African DNA Mapping Africa Through Genetics
Dr. Sarah Tishkoff is a professor of Genetics and Biology at the University of Pennsylvania studying Africa's genetics. The doctor and her team studied 121 African populations of hunter-gatherers, pastoralists, and farmers.
There is an extensive amount of ethnic diversity in Africa and genetic evidence is at the moment pointing to East Africa as the cradle of humanity.
In 1924 the Taung child a fossilized skull of a young child who lived about 2.8 million years ago in Taung, South Africa was discovered. Lucy at 3.2 million years old in November 1974 in the Afar region of Ethiopia was unearthed.
In 1987, three scientists announced in the journal Nature that they had found a common ancestor to us all, African Eve was a woman who lived in Africa 150,000 years ago.
The theory is all people alive today can trace some of their genetic heritage through their mothers back to this one woman. In 2008 another species of Australopithecus, A. sediba was discovered in South Africa, it lived around 2 million years ago.

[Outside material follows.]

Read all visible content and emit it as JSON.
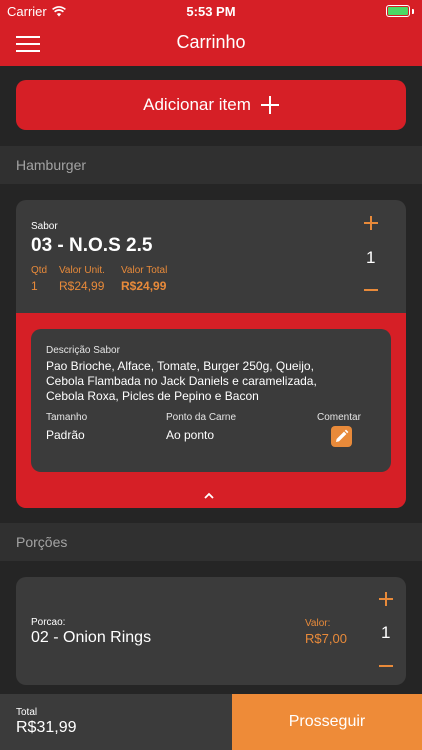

Since 2001 Dr. Tishkoff studies observable characteristics of ethnically diverse Africans, such as shape, stature, size, color, and behavior that results from the interaction of its genetic makeup with the environment. Her studies hope to reveal African history and how genetic variation can show for example why humans have different susceptibility to disease.
Dr. Tishkoff genetic diversity research can shed light on modern-day diseases, such as diabetes and obesity. Africa also has a high prevalence of several infectious diseases including HIV, malaria, and TB, resulting in millions of deaths per year.
DNA samples from around 9,000 geographically and ethnically diverse Africans with distinct diets such as hunter-gatherers, pastoralists, and farmers were collected. Dr. Tishkoff and her team studied 121 African populations, four African American populations, and 60 non-African populations.
This suggests southern Khoisan originated in East Africa, according to Dr Tishkoff. Modern humans originated in Africa around 200,000 years ago and then spread across the rest of the globe within the past 100,000 years.
Modern humans have existed continuously in Africa longer than in any other geographic region and have maintained relatively large effective population sizes, resulting in high levels of within-population genetic diversity.